Substantial posting will resume shortly, but today, I want to talk about wuv. Tw wuv. The kind that “will fowow you foweva…”

Wuv wiv wex

The rock shop is a place where one can fall in wuv several times in an afternoon. So it’s interspecies. Don’t judge me.

Wex was just a fling, though, a passing fancy, two ships passing in the night (one with rather larger teeth than the other). Twu, enduring wuv can be found with a bodiless reptilian head, granted. But there’s something to be said for someone who can do more than bite.

I wanted to introduce my latest love interest.

I don't know what species he's supposed to be, but I wuv him.

I know he’s no fashion plate. But he’s certainly manly. And who can resist a skull-topped stick held together with duct tape? Very chic.

So happy together

I’m afraid this romance shall be short-lived, however. Now that Obama has admitted that same-sex marriage is not an abomination (do you see what I did there? This is how humorous I am when I’m still discombobulated), I’m afraid I’ll be leaving him for another woman. Nothing personal, it’s just that the rabid right assures me that love, marriage and civilization itself are ending because two people of the same sex have been told by the President of the United States that he doesn’t mind if they make their love official, and who am I to question their judgment?

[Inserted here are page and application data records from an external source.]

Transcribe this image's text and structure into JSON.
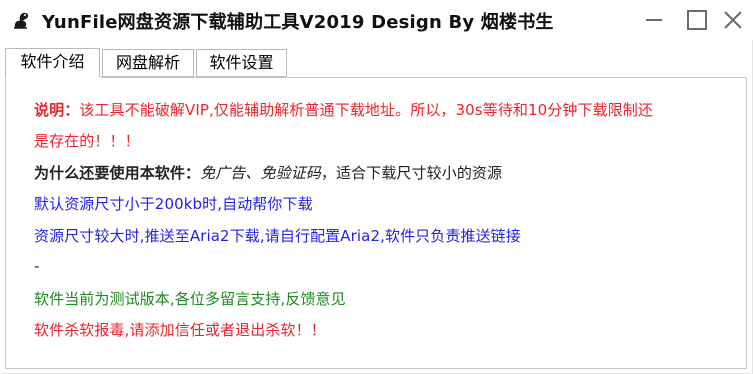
{
  "window": {
    "title": "YunFile网盘资源下载辅助工具V2019  Design By 烟楼书生",
    "icon": "squirrel-app-icon",
    "controls": [
      "minimize-icon",
      "maximize-icon",
      "close-icon"
    ]
  },
  "tabs": [
    {
      "label": "软件介绍",
      "active": true
    },
    {
      "label": "网盘解析",
      "active": false
    },
    {
      "label": "软件设置",
      "active": false
    }
  ],
  "intro": {
    "notice_label": "说明：",
    "notice_text_1": "该工具不能破解VIP,仅能辅助解析普通下载地址。所以，30s等待和10分钟下载限制还",
    "notice_text_2": "是存在的！！！",
    "why_label": "为什么还要使用本软件：",
    "why_reasons": "免广告、免验证码",
    "why_suffix": "，适合下载尺寸较小的资源",
    "auto_download": "默认资源尺寸小于200kb时,自动帮你下载",
    "aria2_push": "资源尺寸较大时,推送至Aria2下载,请自行配置Aria2,软件只负责推送链接",
    "separator": "-",
    "test_version": "软件当前为测试版本,各位多留言支持,反馈意见",
    "antivirus": "软件杀软报毒,请添加信任或者退出杀软！！"
  },
  "colors": {
    "notice": "#e8262b",
    "info": "#2323e6",
    "status": "#1f8a1f",
    "text": "#222222"
  }
}
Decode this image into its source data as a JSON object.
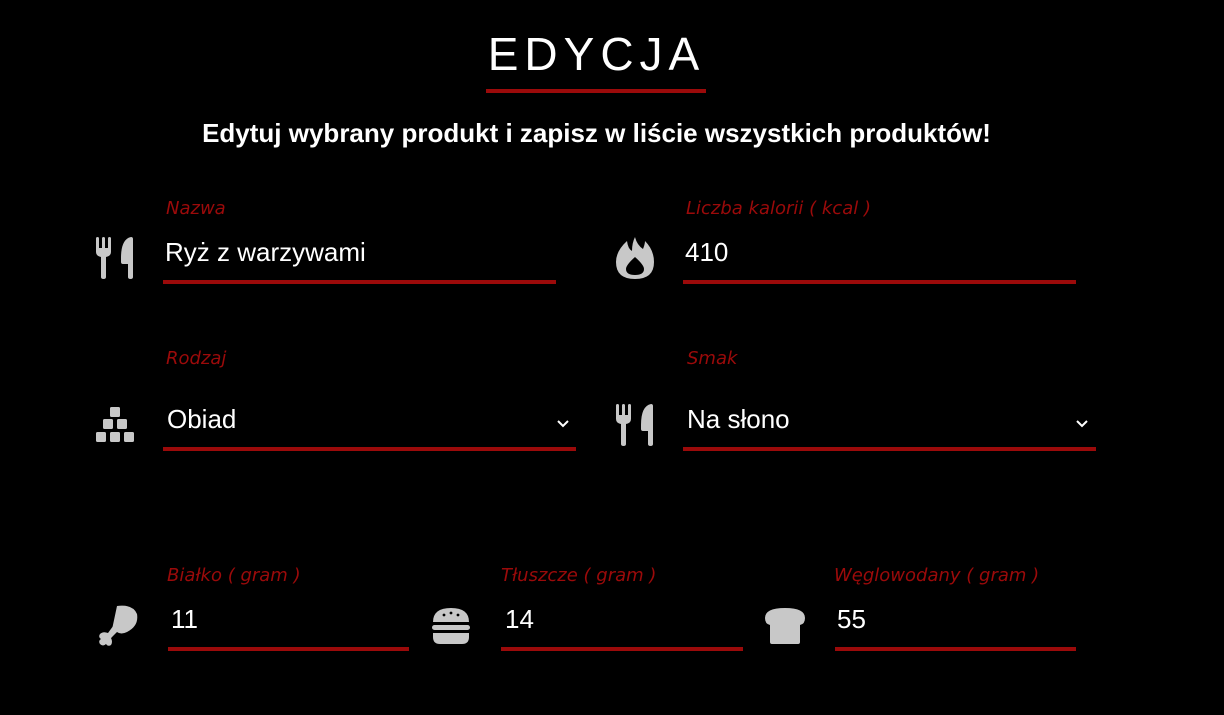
{
  "page": {
    "title": "EDYCJA",
    "subtitle": "Edytuj wybrany produkt i zapisz w liście wszystkich produktów!"
  },
  "colors": {
    "background": "#000000",
    "accent": "#9b0a0a",
    "text": "#ffffff",
    "icon": "#c8c8c8"
  },
  "form": {
    "name": {
      "label": "Nazwa",
      "value": "Ryż z warzywami",
      "icon": "utensils-icon"
    },
    "calories": {
      "label": "Liczba kalorii ( kcal )",
      "value": "410",
      "icon": "fire-icon"
    },
    "type": {
      "label": "Rodzaj",
      "value": "Obiad",
      "icon": "cubes-icon"
    },
    "taste": {
      "label": "Smak",
      "value": "Na słono",
      "icon": "utensils-icon"
    },
    "protein": {
      "label": "Białko ( gram )",
      "value": "11",
      "icon": "drumstick-icon"
    },
    "fat": {
      "label": "Tłuszcze ( gram )",
      "value": "14",
      "icon": "hamburger-icon"
    },
    "carbs": {
      "label": "Węglowodany ( gram )",
      "value": "55",
      "icon": "bread-icon"
    }
  }
}
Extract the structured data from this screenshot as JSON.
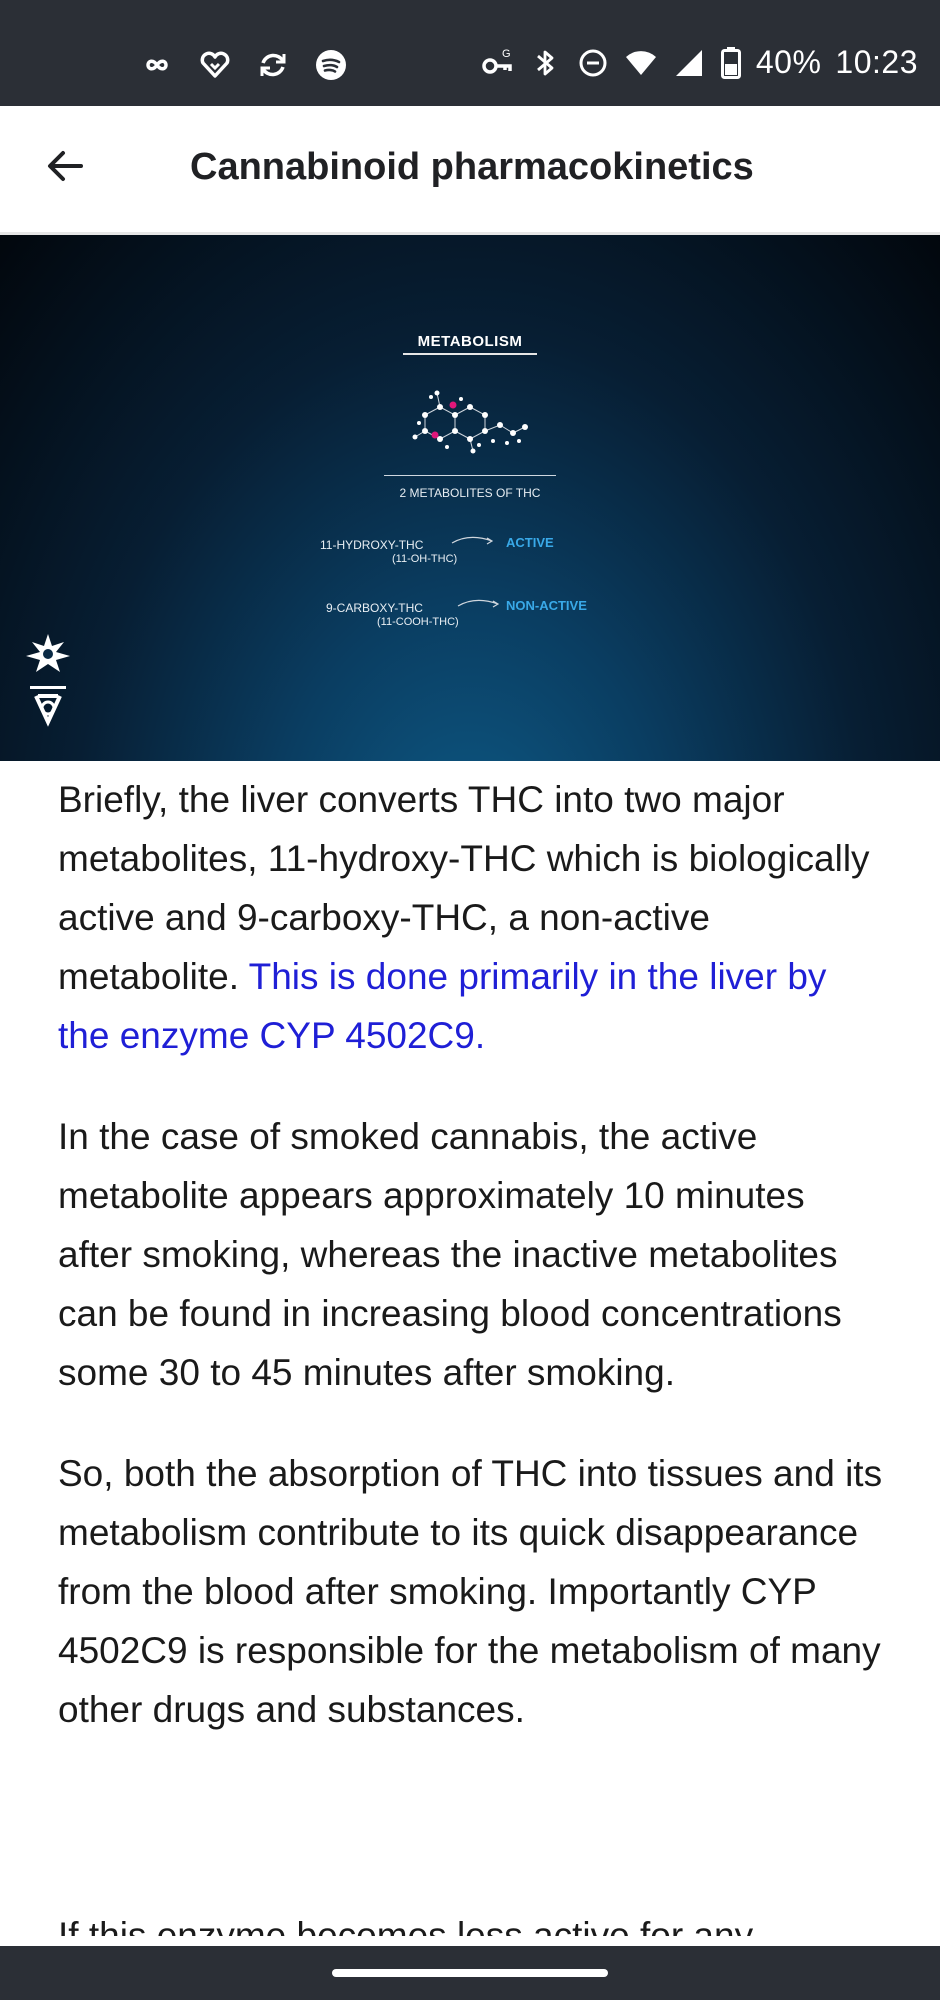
{
  "status_bar": {
    "left_icons": [
      "infinity-icon",
      "heart-icon",
      "sync-icon",
      "spotify-icon"
    ],
    "right_icons": [
      "vpn-key-icon",
      "bluetooth-icon",
      "do-not-disturb-icon",
      "wifi-icon",
      "signal-icon",
      "battery-icon"
    ],
    "battery": "40%",
    "time": "10:23"
  },
  "app_bar": {
    "back_icon": "arrow-left-icon",
    "title": "Cannabinoid pharmacokinetics"
  },
  "hero": {
    "heading": "METABOLISM",
    "subtitle": "2 METABOLITES OF THC",
    "metabolites": [
      {
        "name": "11-HYDROXY-THC",
        "abbr": "(11-OH-THC)",
        "status": "ACTIVE"
      },
      {
        "name": "9-CARBOXY-THC",
        "abbr": "(11-COOH-THC)",
        "status": "NON-ACTIVE"
      }
    ],
    "colors": {
      "status": "#39a9e8",
      "accent_atom": "#e0177a"
    }
  },
  "article": {
    "p1_text": "Briefly, the liver converts THC into two major metabolites, 11-hydroxy-THC which is biologically active and 9-carboxy-THC, a non-active metabolite. ",
    "p1_link": "This is done primarily in the liver by the enzyme CYP 4502C9.",
    "p2": "In the case of smoked cannabis, the active metabolite appears approximately 10 minutes after smoking, whereas the inactive metabolites can be found in increasing blood concentrations some 30 to 45 minutes after smoking.",
    "p3": "So, both the absorption of THC into tissues and its metabolism contribute to its quick disappearance from the blood after smoking. Importantly CYP 4502C9 is responsible for the metabolism of many other drugs and substances.",
    "p4_partial": "If this enzyme becomes less active for any"
  },
  "colors": {
    "link": "#1f1fd6",
    "system_bar": "#2b2f36"
  }
}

So I’ll be haunting kitschy tourist traps looking for that special someone, a cavewoman after my own heart, so that we can get gay married and help move America “one step closer to becoming like secular, post-Christian Europe.”

I’m so sorry, Grog, but I want America to become more like secular, post-Christian Europe, so sacrifices must be made. But I will never forget the special times we had.